Like a drunk in a curry house I was paralysed by choice. I browsed for hours, sweating and sipping pints of Cobra. Who knew there were so many experts on back-yard chicken-farming? Who knew how common a trope the title The *Adjective* Gardener has become. It’s out of control! Waterstones will supply you with pages by; The Thrifty Gardener, The Curious Gardener, The Inquisitive Gardener, The Adventurous Gardener, The Virgin Gardener, The Weekend Gardener, The Bad-Tempered Gardener, The Common Sense Gardener, The Meditative Gardener, The Resilient Gardener, The Conscientious Gardener, The Informed Gardener, The Decadent Gardener and The Quotable Gardener.

The Adventurous Gardener
The Adventurous Gardener

In the end I bought Tall Trees & Small Woods: How to Grow and Tend Them by Dr William Mutch which is proving a solid introduction to practical forestry. It is full of dignified pen and ink drawings of un-glamorous things like vertical notch planting, befitting of an author who was the first president of the Institute of Chartered Foresters. I particularly admired Dr Mutch’s restraint in not titling his book The Coppicing Gardener.

The knowledge and assurance displayed within, as well as the subject matter reminded me of one of my horticultural heroes; Richard St. Barbe Baker, Late Assistant Conservator of Forests in Kenya Colony and the Southern Provinces of Nigeria, and author of the magisterial autobiography I Planted Trees. I found Baker’s book in a second hand bookstall in Camden Lock and have been enchanted by him since.

At the age of 16 Baker left the family home in Hampshire and travelled to Canada, claiming that his great-uncle had once killed a bear with just a shovel and that he fancied doing the same. After three years living as a frontiers man he decided he’d get an education and enrolled on the forestry course at Cambridge. Unfortunately the Great War broke out while he studied, and Richard was duty bound to enlist. His account of the First World War is crisp and to the point, displaying a characteristic reticence to boast of glory or to seek sympathy. At one point in I Planted Trees he writes “I went through all the spring shows of 1915, but this is not the place to talk of them”. Lucky for us! Leaving the gassing of Ypres and the horror of the Western Front out of his autobiography means more space to muse on the practical management of Kenyan pencil wood forests.

Richard St. Barbe Baker
Richard St. Barbe Baker

But it is not just pencil wood that will delight the silvicuturalist reader: the bamboo cloud forests of the Aberdare Range make an appearance, as do the mangrove swamps of Italian Somaliland, the ancient forest of East Germany and the eucalyptus groves of Southern California. The author is touchingly obsessed with woods. In I Planted Trees a dinner with Mussolini warrants a single sentence, chatting to Roosevelt gets two, almost dying of lockjaw contracted from a Mikingili thorn takes five sentences to describe, while near losing a leg in Ceylon takes a barely a page (delirious and unable to speak he writes a note to the doctor: “I am a forester; I need both legs” pointedly drawing a double line under “both”) encountering the Natural Regeneration of Woodland theory of Karl Gayer has its own dedicated chapter.

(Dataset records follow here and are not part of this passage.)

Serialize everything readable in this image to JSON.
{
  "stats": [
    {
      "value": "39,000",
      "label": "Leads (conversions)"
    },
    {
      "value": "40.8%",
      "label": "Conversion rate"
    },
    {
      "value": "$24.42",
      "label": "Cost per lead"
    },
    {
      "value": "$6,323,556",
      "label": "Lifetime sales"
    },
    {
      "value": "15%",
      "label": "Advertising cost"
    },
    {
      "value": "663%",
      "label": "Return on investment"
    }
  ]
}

Though Baker died in 1982, the organization he set up, The Men of the Trees lives on as The International Tree foundation and has now been responsible for planting tens of millions of trees internationally (or 26 trillion if you believe Wikipedia). He may well have been responsible for planting the very tree that made the paper that was scribbled on by all those Bad Tempered, Virgin, and Adventurous Gardeners, and for that I hope they will join me in raising a toast “to Richard St. Barbe Baker – He planted trees.”